Les personnes qui travaillent dans le secteur du handicap ne sont pas épargnées par ce double tabou et souvent, ils n’ont reçu aucune formation pour accompagner les personnes dont ils s’occupent confrontés au deuil. Lorsque les éducateurs ou infirmiers qui travaillent dans les établissements spécialisés font appel à Michèle, c’est toujours dans l’urgence, en réponse à un changement de comportement brutal d’une personne handicapée. Ils se retrouvent bien souvent démunis face à leur chagrin qui s’exprime parfois de manière très envahissante. Ils ont besoin de clés pour réagir.


Les groupes de parole : une main tendue nécessaire pour traverser le deuil

Une fois par mois, Michèle, anime ces groupes de parole rassemblant 5 à 6 personnes. 

Lorsque que je rencontre un groupe pour la première fois, je leur explique qu’ils devront aller jusqu’au bout de l’accompagnement, qu’effectivement, ce sera parfois douloureux, mais que tous ensemble nous allons nous aider à aller mieux.”, raconte Michèle.

À l’image de n’importe quel groupe de parole, l’objectif est de raconter sa perte et de se reconnecter à elle. Dans la majorité des cas, il s’agit de leurs parents, de leurs frères et sœurs, mais aussi parfois de leur conjoint.J’ai toujours en tête plusieurs formules pour parler de la mort et du deuil, cela me permet d’être comprise de tous. J’utilise également des images d’enterrement ou de crémation, afin que l’on puisse échanger sur ces moments pas toujours simples à saisir pour eux.”, explique la bénévole.

Ces rencontres mensuelles leur permettent également d’exprimer toutes les émotions qui n’ont pas pu être accueillies et comprises jusque-là par leur entourage, comme la culpabilité, la honte et la colère.

Je suis en colère parce que je n’existe pas

Les personnes porteuses d’un handicap mental sont encore trop fréquemment tenues à l’écart lors des rites funéraires et le sujet de la mort est rarement abordé avec eux par peur qu’il ne puisse pas comprendre ou qu’ils ne soient trop tristes. Des préjugés qui ne correspondent en aucun cas à la réalité de ces personnes face au deuil.

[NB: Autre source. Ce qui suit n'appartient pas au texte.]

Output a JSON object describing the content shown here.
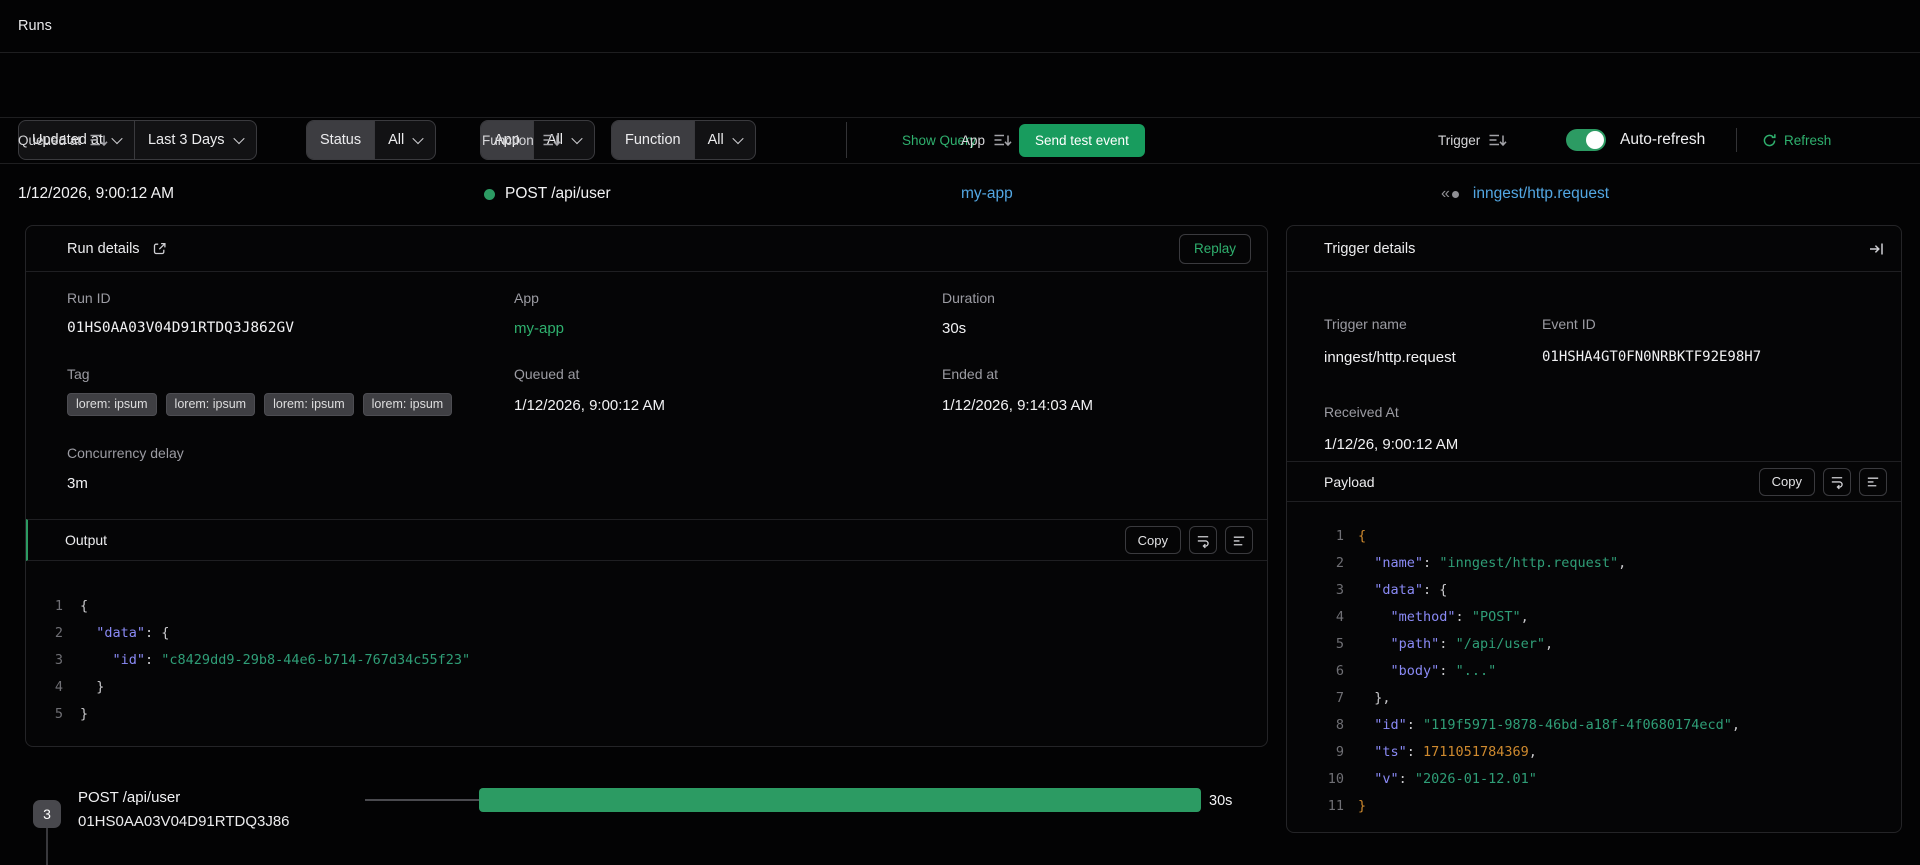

J’ai rencontré une dame à qui on refusait de dire à quel endroit était enterré son père. Au cours d’une de nos rencontres, elle avait confié son mal-être face à cette situation : “Je suis en colère parce que je n’existe pas”. En participant au groupe de parole, elle a pu gagner en assurance et expliquer ses besoins à ses proches qui lui ont finalement révélé l’endroit où reposait son papa.”, ajoute Michèle.

Rester comme ça, ce n’était pas la bonne solution

Quand je suis arrivé au groupe, j’étais tout noué.”, “Je ne suis plus tout seul, les séances m’ont aidé.”, “Rester comme ça, ce n’était pas la bonne solution.”… Voici le type de commentaires que reçoit Michèle des participants à ces temps d’échange. 

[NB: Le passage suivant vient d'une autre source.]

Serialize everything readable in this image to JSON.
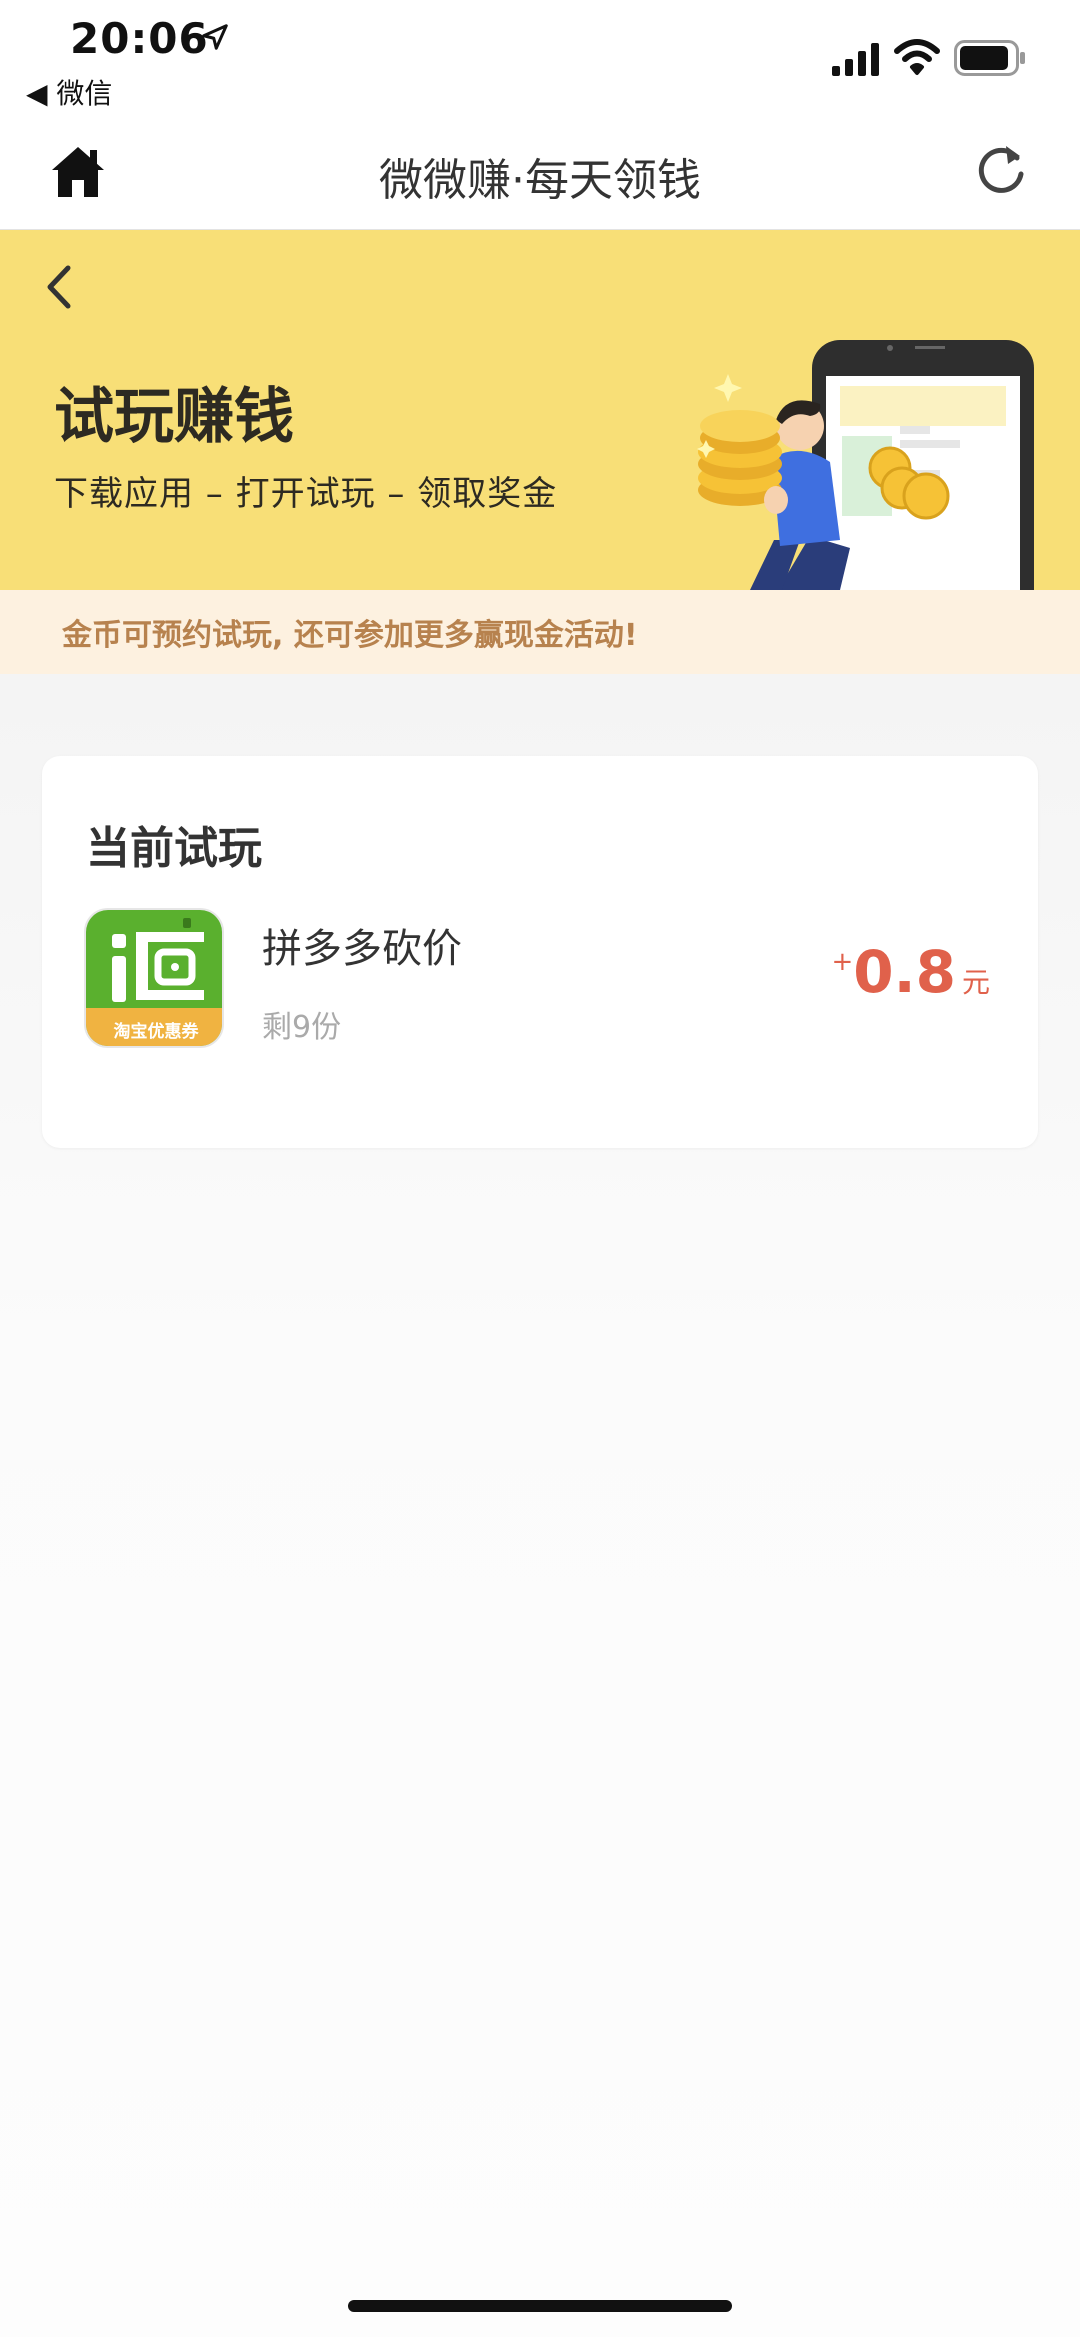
{
  "status_bar": {
    "time": "20:06",
    "back_app": "◀ 微信"
  },
  "nav": {
    "title": "微微赚·每天领钱"
  },
  "banner": {
    "title": "试玩赚钱",
    "subtitle": "下载应用 – 打开试玩 – 领取奖金",
    "background_color": "#f8df77"
  },
  "notice": {
    "text": "金币可预约试玩, 还可参加更多赢现金活动!",
    "text_color": "#b7824e"
  },
  "current_trial": {
    "title": "当前试玩",
    "app": {
      "icon_caption": "淘宝优惠券",
      "name": "拼多多砍价",
      "remaining": "剩9份",
      "reward_plus": "+",
      "reward_amount": "0.8",
      "reward_unit": "元"
    },
    "reward_color": "#e0614b"
  }
}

Sa rencontre avec Philippe, un homme qui venait de perdre sa mère, l’a beaucoup touchée. “Lors de notre première rencontre, il a beaucoup pleuré. Il m’a ensuite fait savoir qu’il ne souhaitait plus revenir. J’ai tenté de le rassurer en lui expliquant qu’il avait fait le plus difficile. Philippe est finalement allé jusqu’au bout et j’ai pu constater une grande évolution de son non-verbal. Il était beaucoup plus ouvert.”, raconte l’ancienne éducatrice.

Afin de matérialiser la perte, chaque membre du groupe dispose d’un petit carnet où il peut écrire des petits mots, dessiner et coller des photos, ce qui leur permet de pouvoir en reparler plus tard.

Michèle anime chacun des groupes avec un accompagnant de la structure qui deviendra ensuite la personne-ressource vers laquelle les personnes en deuil pourront trouver du soutien. Michèle a un objectif : transmettre son savoir au plus grand nombre. Elle organise, à ce titre, chaque année, une journée de formation à destination des professionnels du handicap. La prochaine rencontre au sujet du deuil et du handicap aura lieu le 21 novembre 2024 à Loos dans le Nord-Pas-de-Calais. Une autre est organisée dans le sud à Montpellier le 22 novembre. Avis aux intéressés.